Vient en troisième lieu la réflexion sur les « tâches sociales » ou aussi les tâches « collaboratives » dans une plateforme sociale. Académiquement parlant, les travaux de recherche ont largement étudié, théorisé et définit les concepts de travail collaboratif, de processus et de « tâche » . Le sujet est vaste si on l’aborde de cet axe (pour les intéressés, j’en parle dans ces travaux). De manière pratique et opérationnelle, l’ouvrage propose un modèle de représentation de certains processus en tant que tâche sociale et ses implications. Une tâche sociale est représentée selon :

  • ses bénéficiaires
  • son modèle d’agrégation
  • l’expérience sociale lui correspondant
  • le modèle de gouvernance lui correspondant

Le modèle d’agrégation est une notion qui mérite un peu plus d’explication. C’est en effet la façon selon laquelle le livrable (output) global de la tâche est produit. S’agit-il par exemple (je ne cite pas tous les exemple possibles) :

  • d’une agrégation par consensus, où les participants travaillent ensemble dans l’intention de fournir un résultat collectif convergeant ? Ce qui va nécessiter des capacités d’analyse collective et de discussion.
  • d’une agrégation délibérative où le travail collectif n’a pas forcément l’intention de converger forcément à un résultat commun, mais plutôt de balayer un spectre plus large et des discussions dans différentes directions ?
  • d’une agrégation compétitive, où les participants sont en concurrence. Le livrable est ainsi le meilleur de tous.

Pour illustrer cette dernière idée citons l’exemple du processus de brainstorming via une plateforme sociale. Ce processus peut se décomposer selon le modèle présenté plus haut de la façon suivante :

  • bénéficiaires :  tous les participants
  • agrégation : autonome, puis consensus ou compétitive
  • expérience sociale : groupe de travail fermé, communauté, collaboration de masse
  • leadership / gouvernance : représentatif ou étoile de mer

Dans la phase de conception des usages de la plateforme sociale, ce travail d’identification des tâches sociales les plus importantes est crucial dans la mesure où on arrive facilement à identifier les bons modèles de gouvernance et d’expérience sociale lui correspondant.

L’ouvrage illustre plusieurs type de processus / tâches sociales : génération d’idées, crowdsourcing, folksonomies, création collaborative de contenus, conception concourante, … ainsi que les bonnes conditions pour réussir ces tâches.

Pour résumer, cette première partie est axée sur la conception des usages réussis d’une plateforme sociale.

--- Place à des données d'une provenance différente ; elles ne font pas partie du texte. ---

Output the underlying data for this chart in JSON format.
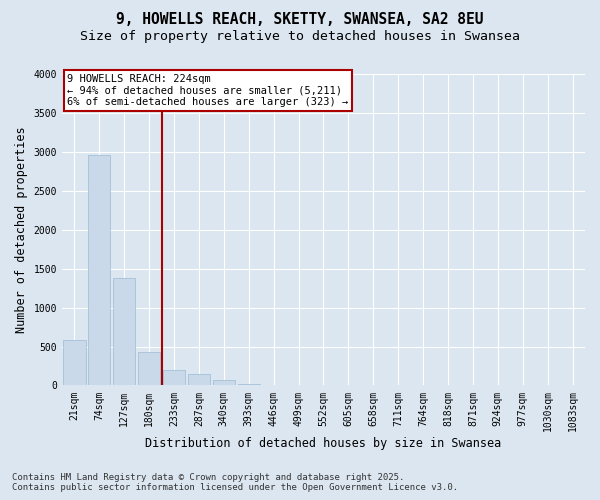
{
  "title": "9, HOWELLS REACH, SKETTY, SWANSEA, SA2 8EU",
  "subtitle": "Size of property relative to detached houses in Swansea",
  "xlabel": "Distribution of detached houses by size in Swansea",
  "ylabel": "Number of detached properties",
  "categories": [
    "21sqm",
    "74sqm",
    "127sqm",
    "180sqm",
    "233sqm",
    "287sqm",
    "340sqm",
    "393sqm",
    "446sqm",
    "499sqm",
    "552sqm",
    "605sqm",
    "658sqm",
    "711sqm",
    "764sqm",
    "818sqm",
    "871sqm",
    "924sqm",
    "977sqm",
    "1030sqm",
    "1083sqm"
  ],
  "values": [
    580,
    2960,
    1380,
    430,
    200,
    150,
    65,
    20,
    5,
    2,
    0,
    0,
    0,
    0,
    0,
    0,
    0,
    0,
    0,
    0,
    0
  ],
  "bar_color": "#c9d9ea",
  "bar_edge_color": "#9bbcd4",
  "vline_x_index": 3.5,
  "vline_color": "#aa0000",
  "annotation_text": "9 HOWELLS REACH: 224sqm\n← 94% of detached houses are smaller (5,211)\n6% of semi-detached houses are larger (323) →",
  "annotation_box_facecolor": "#ffffff",
  "annotation_box_edgecolor": "#aa0000",
  "ylim": [
    0,
    4000
  ],
  "yticks": [
    0,
    500,
    1000,
    1500,
    2000,
    2500,
    3000,
    3500,
    4000
  ],
  "bg_color": "#dce6f0",
  "grid_color": "#ffffff",
  "footer": "Contains HM Land Registry data © Crown copyright and database right 2025.\nContains public sector information licensed under the Open Government Licence v3.0.",
  "title_fontsize": 10.5,
  "subtitle_fontsize": 9.5,
  "axis_label_fontsize": 8.5,
  "tick_fontsize": 7,
  "footer_fontsize": 6.5,
  "ann_fontsize": 7.5
}
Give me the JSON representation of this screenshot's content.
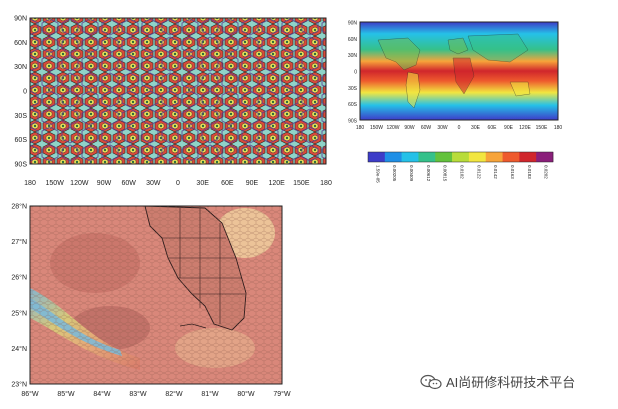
{
  "panel_a": {
    "lat_labels": [
      "90N",
      "60N",
      "30N",
      "0",
      "30S",
      "60S",
      "90S"
    ],
    "lon_labels": [
      "180",
      "150W",
      "120W",
      "90W",
      "60W",
      "30W",
      "0",
      "30E",
      "60E",
      "90E",
      "120E",
      "150E",
      "180"
    ]
  },
  "panel_b": {
    "lat_labels": [
      "90N",
      "60N",
      "30N",
      "0",
      "30S",
      "60S",
      "90S"
    ],
    "lon_labels": [
      "180",
      "150W",
      "120W",
      "90W",
      "60W",
      "30W",
      "0",
      "30E",
      "60E",
      "90E",
      "120E",
      "150E",
      "180"
    ],
    "colorbar": {
      "labels": [
        "1.59e-05",
        "0.00205",
        "0.00409",
        "0.00612",
        "0.00815",
        "0.0102",
        "0.0122",
        "0.0142",
        "0.0163",
        "0.0183",
        "0.0202"
      ],
      "colors": [
        "#3d3cc8",
        "#1f8fe6",
        "#25c1e8",
        "#35c18a",
        "#63c23c",
        "#b8dc3a",
        "#f2e640",
        "#f7a43a",
        "#ee5a2d",
        "#d0262c",
        "#8a1f7a"
      ]
    }
  },
  "panel_c": {
    "lat_labels": [
      "28°N",
      "27°N",
      "26°N",
      "25°N",
      "24°N",
      "23°N"
    ],
    "lon_labels": [
      "86°W",
      "85°W",
      "84°W",
      "83°W",
      "82°W",
      "81°W",
      "80°W",
      "79°W"
    ]
  },
  "watermark": {
    "text": "AI尚研修科研技术平台"
  }
}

Elle forme un ensemble cohérent de plusieurs maillons : expérience sociale (acteurs, objectifs, bénéfices), processus adéquats et gouvernance adéquate. L’esprit analytique et « d’ingénierie » adopté dans ce travail permet d’identifier des tendances et de conceptualiser des modes de fonctionnement. C’est donc autant le résultat de cette conceptualisation que le processus lui même qui sont utiles au chef de projet 2.0. En effet le cadre d’analyse proposé est ré-utilisable et adaptable à tout contexte d’expérience sociale!

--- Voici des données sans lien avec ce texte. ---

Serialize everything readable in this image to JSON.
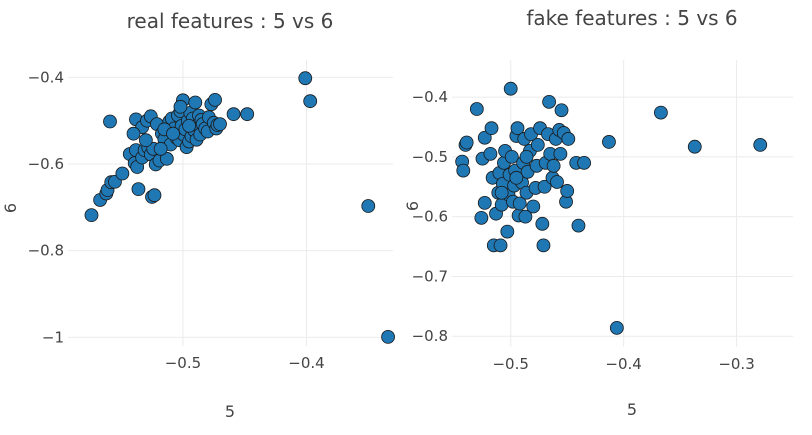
{
  "chart_data": [
    {
      "type": "scatter",
      "title": "real features : 5 vs 6",
      "xlabel": "5",
      "ylabel": "6",
      "xlim": [
        -0.593,
        -0.33
      ],
      "ylim": [
        -1.02,
        -0.36
      ],
      "xticks": [
        -0.5,
        -0.4
      ],
      "xtick_labels": [
        "−0.5",
        "−0.4"
      ],
      "yticks": [
        -0.4,
        -0.6,
        -0.8,
        -1.0
      ],
      "ytick_labels": [
        "−0.4",
        "−0.6",
        "−0.8",
        "−1"
      ],
      "grid": true,
      "color": "#1f77b4",
      "points": [
        [
          -0.574,
          -0.718
        ],
        [
          -0.567,
          -0.683
        ],
        [
          -0.562,
          -0.668
        ],
        [
          -0.561,
          -0.66
        ],
        [
          -0.558,
          -0.642
        ],
        [
          -0.555,
          -0.641
        ],
        [
          -0.549,
          -0.622
        ],
        [
          -0.559,
          -0.502
        ],
        [
          -0.543,
          -0.577
        ],
        [
          -0.539,
          -0.598
        ],
        [
          -0.538,
          -0.568
        ],
        [
          -0.537,
          -0.607
        ],
        [
          -0.536,
          -0.658
        ],
        [
          -0.533,
          -0.585
        ],
        [
          -0.531,
          -0.568
        ],
        [
          -0.528,
          -0.562
        ],
        [
          -0.526,
          -0.578
        ],
        [
          -0.524,
          -0.565
        ],
        [
          -0.522,
          -0.601
        ],
        [
          -0.525,
          -0.676
        ],
        [
          -0.523,
          -0.672
        ],
        [
          -0.538,
          -0.497
        ],
        [
          -0.533,
          -0.515
        ],
        [
          -0.529,
          -0.5
        ],
        [
          -0.526,
          -0.49
        ],
        [
          -0.521,
          -0.508
        ],
        [
          -0.519,
          -0.592
        ],
        [
          -0.517,
          -0.53
        ],
        [
          -0.515,
          -0.543
        ],
        [
          -0.513,
          -0.588
        ],
        [
          -0.511,
          -0.502
        ],
        [
          -0.51,
          -0.555
        ],
        [
          -0.509,
          -0.495
        ],
        [
          -0.507,
          -0.518
        ],
        [
          -0.505,
          -0.54
        ],
        [
          -0.504,
          -0.488
        ],
        [
          -0.503,
          -0.545
        ],
        [
          -0.502,
          -0.478
        ],
        [
          -0.501,
          -0.512
        ],
        [
          -0.5,
          -0.453
        ],
        [
          -0.499,
          -0.533
        ],
        [
          -0.498,
          -0.52
        ],
        [
          -0.497,
          -0.561
        ],
        [
          -0.496,
          -0.5
        ],
        [
          -0.495,
          -0.548
        ],
        [
          -0.494,
          -0.482
        ],
        [
          -0.493,
          -0.536
        ],
        [
          -0.492,
          -0.495
        ],
        [
          -0.491,
          -0.522
        ],
        [
          -0.49,
          -0.458
        ],
        [
          -0.489,
          -0.544
        ],
        [
          -0.488,
          -0.51
        ],
        [
          -0.487,
          -0.488
        ],
        [
          -0.486,
          -0.532
        ],
        [
          -0.485,
          -0.498
        ],
        [
          -0.484,
          -0.508
        ],
        [
          -0.482,
          -0.518
        ],
        [
          -0.48,
          -0.525
        ],
        [
          -0.479,
          -0.492
        ],
        [
          -0.477,
          -0.462
        ],
        [
          -0.475,
          -0.505
        ],
        [
          -0.474,
          -0.452
        ],
        [
          -0.473,
          -0.518
        ],
        [
          -0.472,
          -0.51
        ],
        [
          -0.47,
          -0.508
        ],
        [
          -0.459,
          -0.485
        ],
        [
          -0.448,
          -0.485
        ],
        [
          -0.54,
          -0.53
        ],
        [
          -0.53,
          -0.545
        ],
        [
          -0.515,
          -0.52
        ],
        [
          -0.508,
          -0.53
        ],
        [
          -0.495,
          -0.512
        ],
        [
          -0.518,
          -0.565
        ],
        [
          -0.502,
          -0.468
        ],
        [
          -0.401,
          -0.402
        ],
        [
          -0.397,
          -0.455
        ],
        [
          -0.35,
          -0.697
        ],
        [
          -0.334,
          -0.999
        ]
      ]
    },
    {
      "type": "scatter",
      "title": "fake features : 5 vs 6",
      "xlabel": "5",
      "ylabel": "6",
      "xlim": [
        -0.552,
        -0.25
      ],
      "ylim": [
        -0.818,
        -0.338
      ],
      "xticks": [
        -0.5,
        -0.4,
        -0.3
      ],
      "xtick_labels": [
        "−0.5",
        "−0.4",
        "−0.3"
      ],
      "yticks": [
        -0.4,
        -0.5,
        -0.6,
        -0.7,
        -0.8
      ],
      "ytick_labels": [
        "−0.4",
        "−0.5",
        "−0.6",
        "−0.7",
        "−0.8"
      ],
      "grid": true,
      "color": "#1f77b4",
      "points": [
        [
          -0.543,
          -0.508
        ],
        [
          -0.542,
          -0.523
        ],
        [
          -0.54,
          -0.48
        ],
        [
          -0.539,
          -0.476
        ],
        [
          -0.53,
          -0.42
        ],
        [
          -0.526,
          -0.602
        ],
        [
          -0.523,
          -0.577
        ],
        [
          -0.525,
          -0.503
        ],
        [
          -0.523,
          -0.468
        ],
        [
          -0.517,
          -0.452
        ],
        [
          -0.516,
          -0.535
        ],
        [
          -0.515,
          -0.648
        ],
        [
          -0.513,
          -0.595
        ],
        [
          -0.511,
          -0.56
        ],
        [
          -0.51,
          -0.527
        ],
        [
          -0.509,
          -0.648
        ],
        [
          -0.508,
          -0.58
        ],
        [
          -0.507,
          -0.545
        ],
        [
          -0.506,
          -0.51
        ],
        [
          -0.505,
          -0.49
        ],
        [
          -0.503,
          -0.625
        ],
        [
          -0.502,
          -0.563
        ],
        [
          -0.501,
          -0.53
        ],
        [
          -0.5,
          -0.386
        ],
        [
          -0.499,
          -0.5
        ],
        [
          -0.498,
          -0.575
        ],
        [
          -0.497,
          -0.548
        ],
        [
          -0.496,
          -0.523
        ],
        [
          -0.495,
          -0.465
        ],
        [
          -0.494,
          -0.452
        ],
        [
          -0.493,
          -0.598
        ],
        [
          -0.492,
          -0.578
        ],
        [
          -0.49,
          -0.543
        ],
        [
          -0.489,
          -0.51
        ],
        [
          -0.488,
          -0.47
        ],
        [
          -0.487,
          -0.6
        ],
        [
          -0.486,
          -0.56
        ],
        [
          -0.485,
          -0.525
        ],
        [
          -0.483,
          -0.49
        ],
        [
          -0.482,
          -0.462
        ],
        [
          -0.48,
          -0.583
        ],
        [
          -0.478,
          -0.552
        ],
        [
          -0.477,
          -0.515
        ],
        [
          -0.476,
          -0.48
        ],
        [
          -0.474,
          -0.452
        ],
        [
          -0.472,
          -0.612
        ],
        [
          -0.471,
          -0.648
        ],
        [
          -0.47,
          -0.55
        ],
        [
          -0.469,
          -0.51
        ],
        [
          -0.467,
          -0.462
        ],
        [
          -0.466,
          -0.408
        ],
        [
          -0.465,
          -0.495
        ],
        [
          -0.463,
          -0.535
        ],
        [
          -0.462,
          -0.515
        ],
        [
          -0.46,
          -0.47
        ],
        [
          -0.459,
          -0.542
        ],
        [
          -0.457,
          -0.455
        ],
        [
          -0.456,
          -0.495
        ],
        [
          -0.455,
          -0.422
        ],
        [
          -0.453,
          -0.46
        ],
        [
          -0.451,
          -0.575
        ],
        [
          -0.45,
          -0.557
        ],
        [
          -0.449,
          -0.47
        ],
        [
          -0.442,
          -0.51
        ],
        [
          -0.44,
          -0.615
        ],
        [
          -0.435,
          -0.51
        ],
        [
          -0.413,
          -0.475
        ],
        [
          -0.406,
          -0.786
        ],
        [
          -0.367,
          -0.426
        ],
        [
          -0.337,
          -0.483
        ],
        [
          -0.279,
          -0.48
        ],
        [
          -0.518,
          -0.495
        ],
        [
          -0.508,
          -0.56
        ],
        [
          -0.495,
          -0.535
        ],
        [
          -0.486,
          -0.5
        ]
      ]
    }
  ]
}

Personnellement, je me retrouve dans ce découpage : ce sont des phases d’analyse et de conception que j’aborde systématiquement dans mes projets d’entreprise 2.0 avec nos partenaires et clients, souvent sous forme d’ateliers de travail avec des sponsors, managers et futurs utilisateurs.

Je propose d’aborder dans un prochain billet les aspects « post conception » qui sont la culture, l’engagement et le community management dans une expérience sociale.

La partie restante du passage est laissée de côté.